Psychology Students' Plan to Fight Racism Gets Response from Oval Office
November 09, 2015
Can a group of undergrads find the solutions to the daunting questions of racism and police brutality in the U.S.? Judging by the response from the President of the United States, they just might be on the right track.
Forensic Psychology students (from left): Geddy Barr, Chavonne Little, and Kyle Wheeler.
Students in Associate Professor of Psychology Barbara Gormley’s Forensic Psychology class were given a research project to go online and read and collect responses from people across the social spectrum—white or black, police officers or community members, politicians or community organizers, and find out where the conversation has gone since last year’s infamous Ferguson, Mo. incident.
After researching what was said and by whom, the students then shared with each other the information they found on multiple sides of the controversy in a structured classroom discussion. Then they brainstormed various solutions to the problem.
From their research, the class came up with a seven point plan of ideas the students thought would go a long way to eliminating the problems and creating solutions. The list included such ideas as police training with alternatives to gun use, officers living in the communities they serve, and a national effort to reduce racism across all citizens, beginning with schools at every grade level. When the students' plan was finalized, it was sent out to 22 elected officials on the local, state and federal level. As of now, only one of them responded back-President Barack Obama.
Associate Professor of Psychology Barbara Gormley’s Forensic Psychology class came up with a seven point plan of ideas they thought would go a long way toward eliminating problems of racism and police brutality cases.
According to Gormley, the classroom discussion was not hard to have and the solutions were easy to generate after the students researched different points of view. What impressed the professor was the amount of examples the students came back with. “I was expecting them to find two or three examples, but some of them went on and on, finding multiple people saying different things,” she said.
For Chavonne Little, the project took on additional importance because her grandfather is a detective in the Chicago Police Department. "I’m crazy worried about him all the time, especially with the recent articles about police brutality and racism. It was really important that I knew where everyone stood and his potential danger, so I could inform him about what was going on, even if he knows already," she said.
Little and fellow students Geddy Barr and Kyle Wheeler said they did much of their research through Google. Barr said reading the responses from people on line was eye-opening. "When you read these comments, you realize there is a lot of hatred out there," he said. In order to avoid the usual anonymous comments, Wheeler and Little said they researched comments on the PsycINFO website from the American Psychological Association. "I used that site for getting statistics on police departments and racial bias, and then I looked at peer reviewed items on Google so I would know that it was more credible than just somebody’s anonymous opinion," Little said.

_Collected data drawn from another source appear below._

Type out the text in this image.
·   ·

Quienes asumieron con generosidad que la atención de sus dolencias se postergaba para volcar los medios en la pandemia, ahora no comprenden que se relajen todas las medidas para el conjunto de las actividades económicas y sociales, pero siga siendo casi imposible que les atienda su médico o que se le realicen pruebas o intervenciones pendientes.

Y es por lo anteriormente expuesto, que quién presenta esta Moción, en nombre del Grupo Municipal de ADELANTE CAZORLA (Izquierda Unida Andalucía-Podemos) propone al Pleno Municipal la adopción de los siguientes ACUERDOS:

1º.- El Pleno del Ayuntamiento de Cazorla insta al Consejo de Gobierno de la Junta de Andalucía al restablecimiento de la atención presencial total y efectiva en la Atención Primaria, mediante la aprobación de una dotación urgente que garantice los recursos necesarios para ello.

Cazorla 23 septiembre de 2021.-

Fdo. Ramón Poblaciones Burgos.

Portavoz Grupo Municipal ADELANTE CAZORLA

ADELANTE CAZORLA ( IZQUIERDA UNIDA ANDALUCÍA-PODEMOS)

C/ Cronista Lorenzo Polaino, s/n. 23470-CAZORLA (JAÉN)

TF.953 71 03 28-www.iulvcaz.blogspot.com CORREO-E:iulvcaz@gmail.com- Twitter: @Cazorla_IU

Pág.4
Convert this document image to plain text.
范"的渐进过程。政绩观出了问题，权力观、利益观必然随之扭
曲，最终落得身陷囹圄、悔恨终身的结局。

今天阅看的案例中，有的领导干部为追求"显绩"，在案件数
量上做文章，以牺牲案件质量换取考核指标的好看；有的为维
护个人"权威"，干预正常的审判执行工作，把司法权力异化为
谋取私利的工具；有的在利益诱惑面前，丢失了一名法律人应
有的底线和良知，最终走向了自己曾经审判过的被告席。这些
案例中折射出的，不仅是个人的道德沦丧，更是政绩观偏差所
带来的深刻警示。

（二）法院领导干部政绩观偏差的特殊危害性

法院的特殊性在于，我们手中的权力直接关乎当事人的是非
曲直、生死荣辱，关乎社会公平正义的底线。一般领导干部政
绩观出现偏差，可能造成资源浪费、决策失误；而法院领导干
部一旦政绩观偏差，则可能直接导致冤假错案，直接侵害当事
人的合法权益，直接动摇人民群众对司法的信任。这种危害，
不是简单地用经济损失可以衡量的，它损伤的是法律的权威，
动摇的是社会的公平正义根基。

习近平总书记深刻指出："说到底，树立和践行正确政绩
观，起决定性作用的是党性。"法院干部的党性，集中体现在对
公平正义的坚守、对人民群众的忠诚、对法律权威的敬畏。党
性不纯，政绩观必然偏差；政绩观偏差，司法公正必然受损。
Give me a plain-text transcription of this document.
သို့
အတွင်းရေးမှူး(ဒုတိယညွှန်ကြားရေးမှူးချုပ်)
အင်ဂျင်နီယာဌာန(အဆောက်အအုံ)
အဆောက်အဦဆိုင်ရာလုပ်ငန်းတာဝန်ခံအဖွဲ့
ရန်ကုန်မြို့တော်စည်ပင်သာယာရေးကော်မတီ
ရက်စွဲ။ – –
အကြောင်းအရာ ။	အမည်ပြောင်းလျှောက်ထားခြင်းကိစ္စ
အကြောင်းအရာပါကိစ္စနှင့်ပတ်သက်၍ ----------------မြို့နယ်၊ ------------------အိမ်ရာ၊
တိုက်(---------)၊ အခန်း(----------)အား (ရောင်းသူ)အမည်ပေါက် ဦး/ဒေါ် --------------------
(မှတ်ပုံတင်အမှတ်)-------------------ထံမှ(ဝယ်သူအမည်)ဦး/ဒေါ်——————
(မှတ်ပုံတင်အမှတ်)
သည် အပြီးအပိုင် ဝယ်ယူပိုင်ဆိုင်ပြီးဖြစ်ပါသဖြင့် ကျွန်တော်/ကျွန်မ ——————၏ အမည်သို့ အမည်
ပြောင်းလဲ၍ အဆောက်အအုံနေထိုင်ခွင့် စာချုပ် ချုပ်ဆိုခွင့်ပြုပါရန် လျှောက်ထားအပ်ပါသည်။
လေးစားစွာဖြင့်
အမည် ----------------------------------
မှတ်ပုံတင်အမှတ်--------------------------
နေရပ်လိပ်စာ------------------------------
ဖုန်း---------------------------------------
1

How did these students keep their own opinions from clouding their research? "Going into psychology, I have to go into situations with an unbiased perspective, so that’s how I approached it," said Wheeler.
While hearing from the Commander in Chief was, as Chavone said, "pretty cool," fellow students Geddy Barr and Kyle Wheeler said they would have liked to have heard from some local officials. "It’s kind of alarming that the elected officials who are looking over the cities didn’t respond. I think they should be more willing to reach out with solutions," Wheeler said.
Regardless of the feedback, Professor Gormley said she is impressed with how her students handled the discussions, which because of the issue, could have become testy. “These students have impressed me because they are having conversations at a very high level that most people avoid. Who wants to talk about racism in police departments? It’s kind of a hot-button subject, and they did a really good job. They stayed calm, they were respectful, and they had a lot of really interesting ideas and thoughts. They were so engaged."
Barr said he has learned that having discussions exploring solutions to racism is the only way to make sure anything will change. "We need to get things out in the open. The more we talk about things, the better understanding we all have of one another," he said.
"One of the things I hope they will get out of this is that they will come away feeling that they can make more of a difference than they thought they could," Gormley said.